One metal level, be arranged on this flexible material layer, this metal level and this electrode layer insulate; And

One second protective layer, is positioned on this metal level.

2. there is micro-resistive element of flexible material layer as claimed in claim 1, it is characterized in that, more comprising the glue-line for this resistive layer being fitted in this flexible material layer.

3. have micro-resistive element of flexible material layer as claimed in claim 2, it is characterized in that, the material of this glue-line comprises epoxy resin or acryl resin.

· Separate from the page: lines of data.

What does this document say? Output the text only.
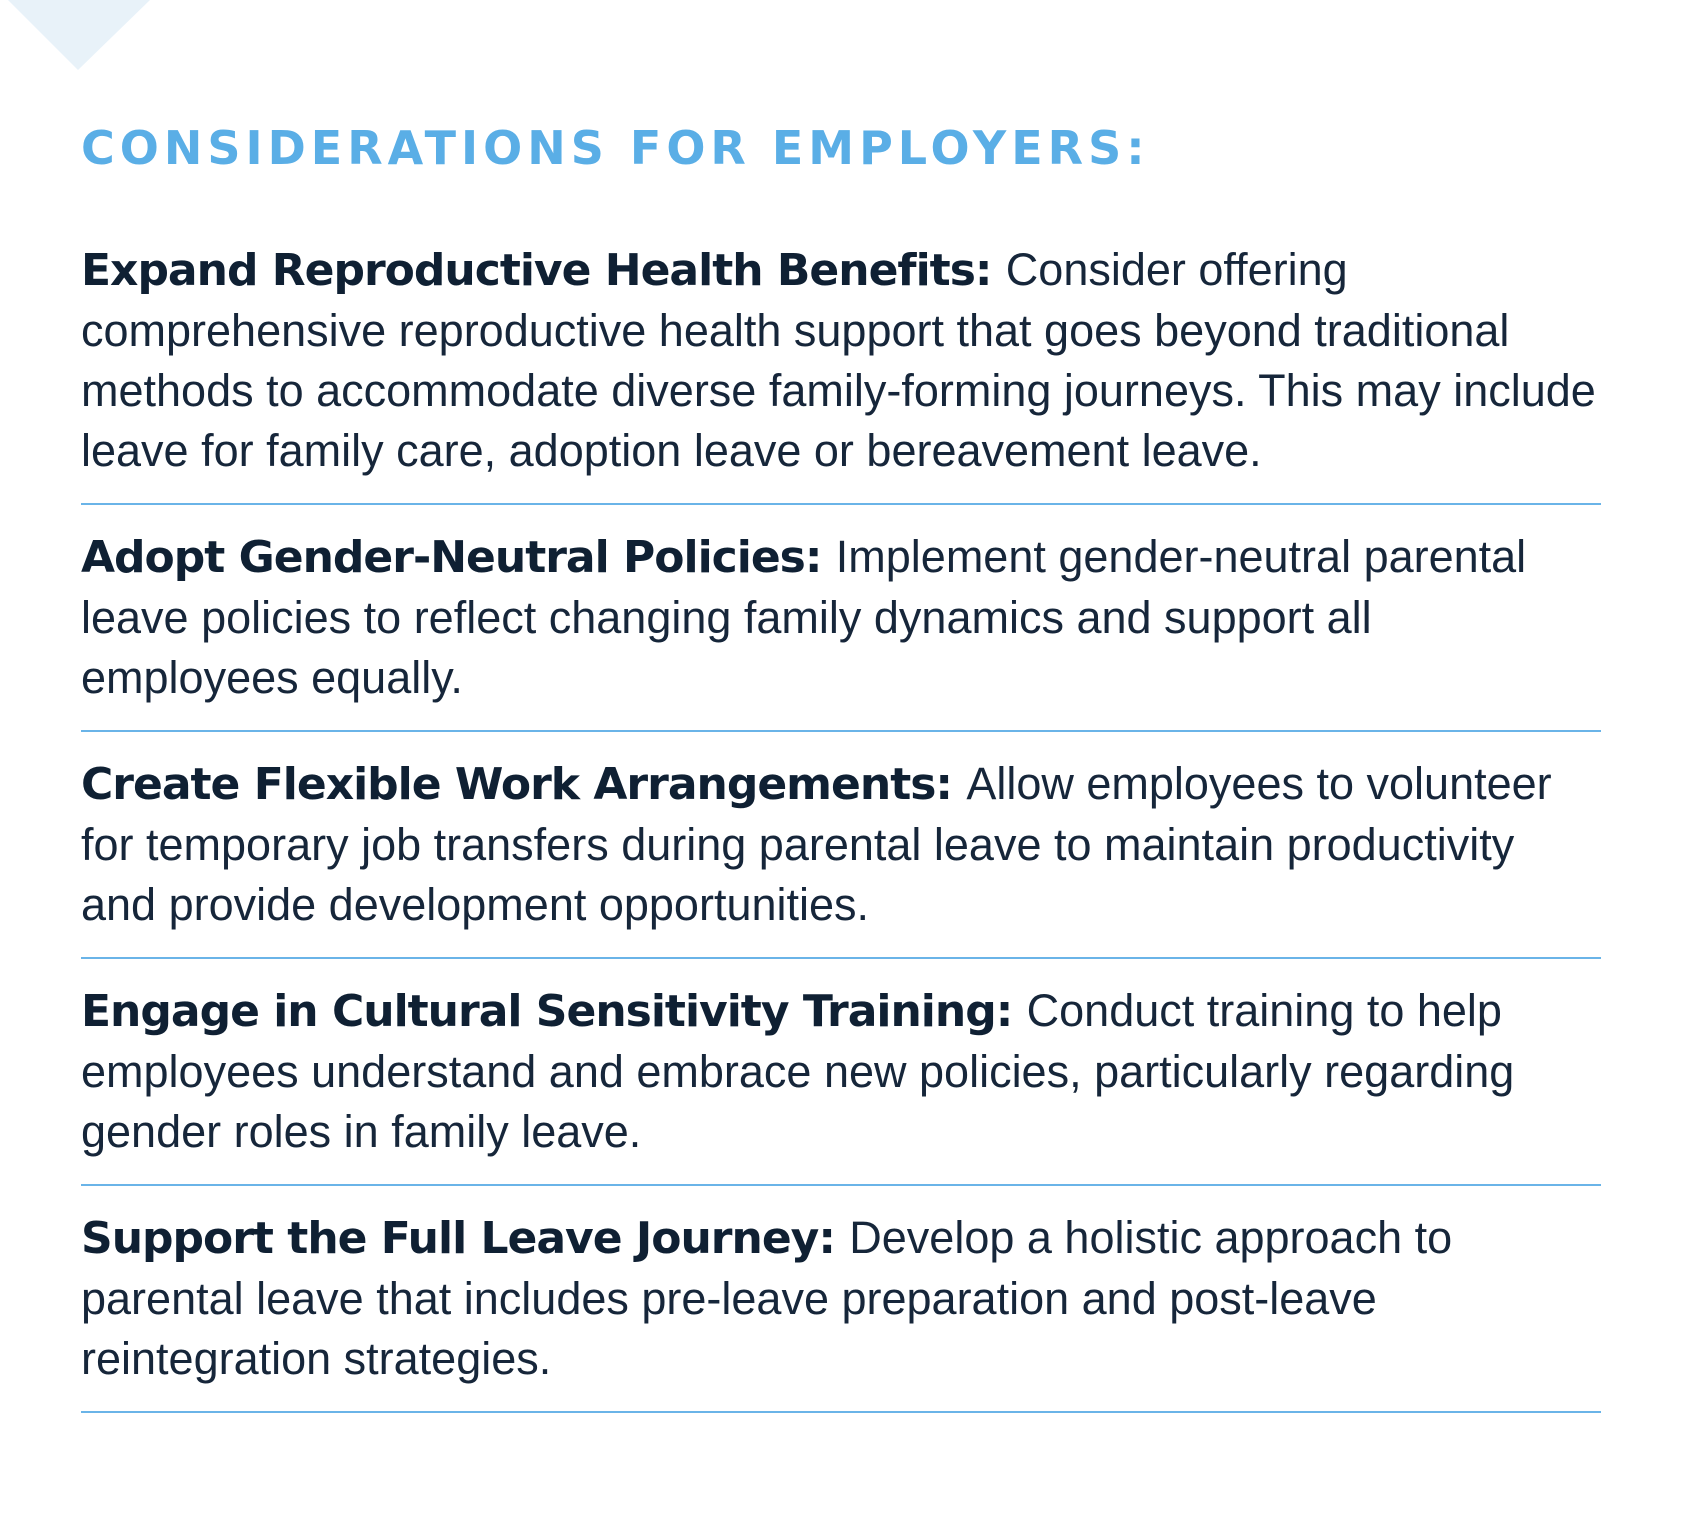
CONSIDERATIONS FOR EMPLOYERS:
Expand Reproductive Health Benefits: Consider offering comprehensive reproductive health support that goes beyond traditional methods to accommodate diverse family-forming journeys. This may include leave for family care, adoption leave or bereavement leave.
Adopt Gender-Neutral Policies: Implement gender-neutral parental leave policies to reflect changing family dynamics and support all employees equally.
Create Flexible Work Arrangements: Allow employees to volunteer for temporary job transfers during parental leave to maintain productivity and provide development opportunities.
Engage in Cultural Sensitivity Training: Conduct training to help employees understand and embrace new policies, particularly regarding gender roles in family leave.
Support the Full Leave Journey: Develop a holistic approach to parental leave that includes pre-leave preparation and post-leave reintegration strategies.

4. have micro-resistive element of flexible material layer as claimed in claim 1, it is characterized in that, this metal level comprises one first sheet metal disconnected from each other and one second sheet metal.

5. have micro-resistive element of flexible material layer as claimed in claim 1, it is characterized in that, the material of this flexible material layer is polyimides or polyethylene terephthalate.

6. have micro-resistive element of flexible material layer as claimed in claim 1, it is characterized in that, this resistive layer is monel, nichrome, ferrochrome or cupromanganese.

7. there is a manufacture method for micro-resistive element of flexible material layer, it is characterized in that, comprise:

One resistive layer is provided;

One flexible material laminating is bonded to above this resistive layer;

Be formed at by one electrode layer below this resistive layer, this electrode layer has the first electrode section and the second electrode section that are separated from each other;

Be arranged at by one metal level on this flexible material layer, this metal level and this electrode layer insulate;

One second protective layer is formed on this metal level;

Wherein, this flexible material thickness is between 12 ~ 45 μm.

8. there is the manufacture method of micro-resistive element of flexible material layer as claimed in claim 7, it is characterized in that, utilize a glue-line that this flexible material layer is fitted in this resistive layer.

9. have the manufacture method of micro-resistive element of flexible material layer as claimed in claim 8, it is characterized in that, the material of this glue-line is epoxy resin or acryl resin.

10. have the manufacture method of micro-resistive element of flexible material layer as claimed in claim 7, it is characterized in that, this metal level comprises one first sheet metal disconnected from each other and one second sheet metal.

11. manufacture methods as claimed in claim 7 with micro-resistive element of flexible material layer, it is characterized in that, the material of this flexible material layer is polyimides or polyethylene terephthalate.

12. 1 kinds of manufacture methods with micro-resistive element of flexible material layer, is characterized in that, comprise:

The flexible material layer and a resistive layer that are directly bonded with each other are provided;

Be arranged on by one metal level on this flexible material layer, this metal level and electrode layer insulate;

One second protective layer is formed on this metal level; And

Be formed at by one electrode layer below this resistive layer, this electrode layer has the first electrode section and the second electrode section that are separated from each other;

Wherein, this flexible material thickness is between 12 ~ 45 μm.

13. manufacture methods as claimed in claim 12 with micro-resistive element of flexible material layer, is characterized in that, this flexible material layer utilizes printing or coating to be directly formed on this resistive layer and obtains through overcure.

14. manufacture methods as claimed in claim 12 with micro-resistive element of flexible material layer, it is characterized in that, this resistive layer is formed on flexible material layer with thick-film technique or thin-film technique.

15. manufacture methods as claimed in claim 12 with micro-resistive element of flexible material layer, it is characterized in that, the material of this flexible material layer is polyimides or polyethylene terephthalate.